Старомодные круглые темные очочки Герберта Штейна не могли скрыть ни синяков, ни тем более расквашенного носа, когда я, едва появившись на улице, наткнулся на Туулу: сначала она, как бы сдерживая крик, испуганно прикрыла рукой рот, затем попятилась и, ускорив шаг, скрылась в толпе. К тому времени мы с ней уже расстались, я видел ее иногда лишь издалека, где-то в районе гостиницы «Астория» или на изгибе улочки Антокольского. Ее брат попадался мне на глаза чаще, мы с ним даже присаживались покурить, только вот о Тууле не упоминали ни словом. По-моему, мы с ним тоже неплохо бы поладили - хотя что это я, мы и так ладили. А Туулу я видел лишь издали. Вот и сейчас! Я наслаждался собственными муками - ни разу не догонял Туулу, не пытался заговорить с ней или удержать. Мне и в голову не приходило просто пригласить ее в кондитерскую выпить кофе или проводить до ближайшего угла - не было этого. Достаточно было увидеть ее, кивнуть при встрече, и я снова понуро плелся своей дорогой.

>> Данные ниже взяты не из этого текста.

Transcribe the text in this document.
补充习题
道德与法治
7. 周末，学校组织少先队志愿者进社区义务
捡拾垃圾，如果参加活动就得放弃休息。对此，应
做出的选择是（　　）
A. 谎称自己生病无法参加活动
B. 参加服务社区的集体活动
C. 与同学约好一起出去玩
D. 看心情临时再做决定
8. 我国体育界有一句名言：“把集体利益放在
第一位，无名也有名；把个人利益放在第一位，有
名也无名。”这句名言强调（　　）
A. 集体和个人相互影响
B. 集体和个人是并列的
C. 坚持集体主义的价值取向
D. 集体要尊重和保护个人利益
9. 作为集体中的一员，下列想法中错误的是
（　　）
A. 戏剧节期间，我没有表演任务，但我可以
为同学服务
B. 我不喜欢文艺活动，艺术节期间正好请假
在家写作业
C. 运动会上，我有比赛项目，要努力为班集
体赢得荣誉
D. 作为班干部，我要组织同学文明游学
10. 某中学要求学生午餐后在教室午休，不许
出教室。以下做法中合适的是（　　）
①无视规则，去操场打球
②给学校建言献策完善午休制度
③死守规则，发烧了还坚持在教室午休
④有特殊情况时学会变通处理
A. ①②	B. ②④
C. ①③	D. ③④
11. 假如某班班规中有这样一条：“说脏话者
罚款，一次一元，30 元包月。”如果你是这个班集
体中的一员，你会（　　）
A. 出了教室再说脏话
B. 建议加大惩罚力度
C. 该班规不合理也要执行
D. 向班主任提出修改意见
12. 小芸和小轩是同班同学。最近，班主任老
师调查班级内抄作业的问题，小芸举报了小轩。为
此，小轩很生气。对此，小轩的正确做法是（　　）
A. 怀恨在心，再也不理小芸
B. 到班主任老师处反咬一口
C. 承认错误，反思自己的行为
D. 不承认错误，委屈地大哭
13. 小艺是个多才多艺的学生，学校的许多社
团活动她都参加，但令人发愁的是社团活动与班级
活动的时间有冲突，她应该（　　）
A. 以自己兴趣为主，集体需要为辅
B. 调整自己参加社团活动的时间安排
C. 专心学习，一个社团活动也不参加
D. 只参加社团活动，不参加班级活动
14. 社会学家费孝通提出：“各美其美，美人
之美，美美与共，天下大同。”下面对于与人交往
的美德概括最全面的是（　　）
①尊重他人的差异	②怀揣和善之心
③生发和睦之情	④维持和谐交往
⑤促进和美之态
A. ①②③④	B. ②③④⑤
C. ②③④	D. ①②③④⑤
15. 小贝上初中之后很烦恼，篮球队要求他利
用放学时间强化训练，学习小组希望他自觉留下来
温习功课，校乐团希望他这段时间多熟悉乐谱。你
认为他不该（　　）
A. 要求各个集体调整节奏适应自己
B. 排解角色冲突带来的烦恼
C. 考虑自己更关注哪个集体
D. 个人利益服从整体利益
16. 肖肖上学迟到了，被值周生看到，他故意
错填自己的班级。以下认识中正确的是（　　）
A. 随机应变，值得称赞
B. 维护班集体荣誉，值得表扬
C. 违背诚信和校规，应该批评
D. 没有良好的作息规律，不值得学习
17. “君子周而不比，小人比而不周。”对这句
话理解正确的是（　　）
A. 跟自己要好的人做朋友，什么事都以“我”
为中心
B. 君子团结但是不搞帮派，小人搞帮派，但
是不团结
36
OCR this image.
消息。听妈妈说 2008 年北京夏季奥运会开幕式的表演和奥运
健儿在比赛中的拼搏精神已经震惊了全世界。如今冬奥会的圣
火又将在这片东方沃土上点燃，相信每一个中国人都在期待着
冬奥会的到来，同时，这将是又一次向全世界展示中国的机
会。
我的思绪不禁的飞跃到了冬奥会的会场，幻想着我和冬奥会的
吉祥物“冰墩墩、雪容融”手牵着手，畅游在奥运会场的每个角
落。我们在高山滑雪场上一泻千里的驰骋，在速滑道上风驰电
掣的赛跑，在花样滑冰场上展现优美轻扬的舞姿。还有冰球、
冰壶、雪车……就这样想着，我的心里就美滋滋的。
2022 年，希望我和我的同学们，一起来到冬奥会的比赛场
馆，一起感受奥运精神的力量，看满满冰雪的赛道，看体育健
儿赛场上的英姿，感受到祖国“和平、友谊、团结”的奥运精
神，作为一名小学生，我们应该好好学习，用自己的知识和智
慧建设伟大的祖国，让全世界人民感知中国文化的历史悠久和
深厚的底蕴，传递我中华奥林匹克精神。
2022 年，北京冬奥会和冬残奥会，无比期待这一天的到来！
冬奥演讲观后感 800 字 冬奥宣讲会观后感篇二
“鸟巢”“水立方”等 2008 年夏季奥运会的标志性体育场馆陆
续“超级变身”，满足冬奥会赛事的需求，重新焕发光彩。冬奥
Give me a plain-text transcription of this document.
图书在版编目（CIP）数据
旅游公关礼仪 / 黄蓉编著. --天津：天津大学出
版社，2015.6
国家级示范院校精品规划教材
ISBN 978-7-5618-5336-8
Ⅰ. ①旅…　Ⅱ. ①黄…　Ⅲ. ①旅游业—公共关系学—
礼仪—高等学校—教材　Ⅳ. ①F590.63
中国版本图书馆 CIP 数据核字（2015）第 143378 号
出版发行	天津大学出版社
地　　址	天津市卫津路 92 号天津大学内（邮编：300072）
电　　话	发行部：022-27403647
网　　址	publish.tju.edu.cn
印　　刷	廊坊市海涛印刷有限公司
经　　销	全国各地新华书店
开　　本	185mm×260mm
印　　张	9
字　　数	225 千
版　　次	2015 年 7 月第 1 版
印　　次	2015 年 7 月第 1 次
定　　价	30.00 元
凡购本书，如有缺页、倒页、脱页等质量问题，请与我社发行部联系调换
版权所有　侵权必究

Гляди! - мысленно обращался я к ней, когда она, тоже издалека, замечала меня с бокалом в руке возле «Гроба отца», был такой ларек, был, с этаким налетом богемности - случалось, здесь кучковались журналисты, реставраторы и такие, как я, - в лоснящихся на локтях пиджачках, с непросыхающей каплей под носом. Гляди! - взывало мое сердце. - Это твоя вина, что я тут толкусь! Сам видел ее кислую мину, когда она встретила меня под руку с шатающейся Кайрой Примеа, спившейся эстонкой, которая чуть ли не на целых три года застряла в Вильнюсе в командировке... Это ты виновата в том, сурово клеймил я ее, что я волоку эту пьяную подстилку в ее сырую постель, куда-то в район Маркучяй, на «Пушкиновку», вместо того чтобы сидеть с тобой под сводчатым потолком, разглядывать твое парящее надо мной плоское тело, озаренное зеленоватым светом луны... Ты виновата! Но это был всего лишь упоительный полупьяный крик души плюс жуткая досада: это ж надо было попасться ей на глаза с этим эстонским чучелом! Нет, чтобы хоть разок встретить ее, Туулу, - зверушку, стрекозу, ленивую засоню - с каким-нибудь атлетом или престарелым гением. Все одна да одна. Все в той же рыжей шубейке. Идет ссутулившись, вид какой-то затравленный.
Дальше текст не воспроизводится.